Since the launch of Windows Phone 7 operating system last year, Microsoft has been trying to catch up to Apple and Google in the mobile-apps race. And the software giant took to its blog yesterday to share its progress.
Microsofts says that there are now 11,500 applications available in its Windows Marketplace store. Out of that, 7,500 applications are paid, while 1,110 apps are generating revenue through ads, thanks to the company's Microsoft Advertising Ad Control service. On average, Microsoft says, users are downloading 12 apps each month.
The size of Microsoft's mobile marketplace still pales in comparison to Apple's App Store. According to the Apple app page on the company's Web site, there are now over 350,000 available applications to its customers. In January, Apple announced that 10 billion apps had been downloaded from its store since its launch in 2008.
It's a similar story on the Android side. A Google spokesperson told CNET in an e-mail today that the Android Market has "more than 150,000 apps available in the Android Market."

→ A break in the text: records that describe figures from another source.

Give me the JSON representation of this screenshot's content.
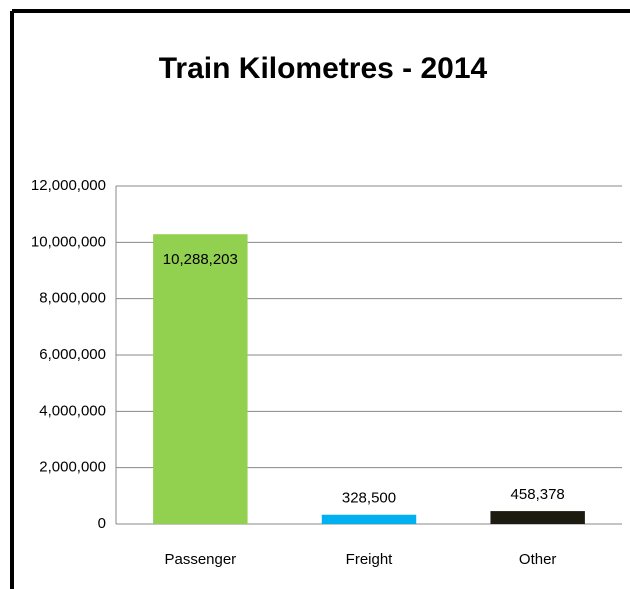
{
  "chart_data": {
    "type": "bar",
    "title": "Train Kilometres - 2014",
    "categories": [
      "Passenger",
      "Freight",
      "Other"
    ],
    "values": [
      10288203,
      328500,
      458378
    ],
    "value_labels": [
      "10,288,203",
      "328,500",
      "458,378"
    ],
    "colors": [
      "#92d050",
      "#00b0f0",
      "#1d1b10"
    ],
    "ylim": [
      0,
      12000000
    ],
    "yticks": [
      0,
      {
        "value": 2000000,
        "label": "2,000,000"
      },
      {
        "value": 4000000,
        "label": "4,000,000"
      },
      {
        "value": 6000000,
        "label": "6,000,000"
      },
      {
        "value": 8000000,
        "label": "8,000,000"
      },
      {
        "value": 10000000,
        "label": "10,000,000"
      },
      {
        "value": 12000000,
        "label": "12,000,000"
      }
    ],
    "grid": true
  }
}
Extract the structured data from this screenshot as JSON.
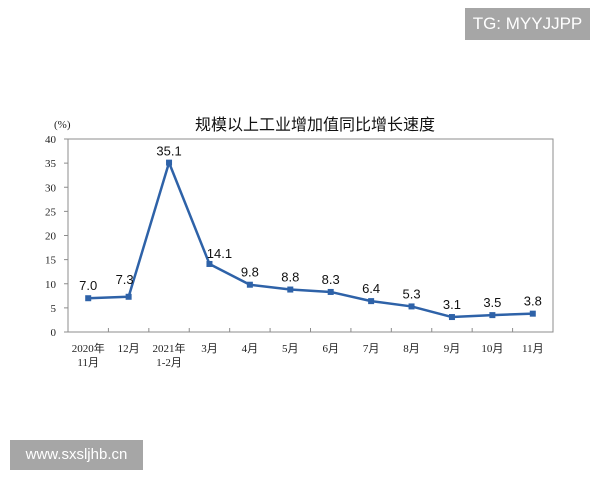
{
  "watermarks": {
    "top": "TG: MYYJJPP",
    "bottom": "www.sxsljhb.cn"
  },
  "chart_data": {
    "type": "line",
    "title": "规模以上工业增加值同比增长速度",
    "ylabel": "(%)",
    "xlabel": "",
    "ylim": [
      0,
      40
    ],
    "yticks": [
      0,
      5,
      10,
      15,
      20,
      25,
      30,
      35,
      40
    ],
    "grid": false,
    "categories": [
      "2020年 11月",
      "12月",
      "2021年 1-2月",
      "3月",
      "4月",
      "5月",
      "6月",
      "7月",
      "8月",
      "9月",
      "10月",
      "11月"
    ],
    "category_lines": [
      [
        "2020年",
        "11月"
      ],
      [
        "12月"
      ],
      [
        "2021年",
        "1-2月"
      ],
      [
        "3月"
      ],
      [
        "4月"
      ],
      [
        "5月"
      ],
      [
        "6月"
      ],
      [
        "7月"
      ],
      [
        "8月"
      ],
      [
        "9月"
      ],
      [
        "10月"
      ],
      [
        "11月"
      ]
    ],
    "series": [
      {
        "name": "规模以上工业增加值同比增长速度",
        "values": [
          7.0,
          7.3,
          35.1,
          14.1,
          9.8,
          8.8,
          8.3,
          6.4,
          5.3,
          3.1,
          3.5,
          3.8
        ],
        "color": "#2e62a8"
      }
    ],
    "data_labels": [
      "7.0",
      "7.3",
      "35.1",
      "14.1",
      "9.8",
      "8.8",
      "8.3",
      "6.4",
      "5.3",
      "3.1",
      "3.5",
      "3.8"
    ]
  }
}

Though that's still much lower than Apple's App Store, the Android Market might soon enough overtake Apple's option as the world's largest application marketplace. Earlier this year, Kevin Mahaffey, the CTO of mobile security firm, told CNET in an interview that given Android's growth, it should surpass the App Store by the middle of next year. Between August and February alone, the number of Android Market apps available to U.S. users alone increased by 127 percent, according to Lookout.
Microsoft isn't too concerned about the number of apps available in its marketplace. The company's Brandon Watson said in the blog post that for Microsoft, it's a matter of "quality over quantity." Its app tally does not include "lite apps," and it doesn't "double and triple count apps which are submitted in multiple languages."
More than anything, Watson said in his post, Microsoft is "dedicated to evolving the platform to enable more developers to create amazing apps' more possibilities, more functionality, more customers and more markets."
So far, there are 36,000 developers creating apps for Windows Phone 7. Out of all the registered developers, 40 percent have actually brought a program to Microsoft's mobile platform.
Market researcher IDC expects Microsoft's Windows Phone 7/Windows Mobile operating systems to account for 5.5 percent of smartphone shipments this year, well behind Android, Apple's iOS, BlackBerry, and Symbian. But by 2015, IDC forecasts, Microsoft's share will jump to about 20 percent.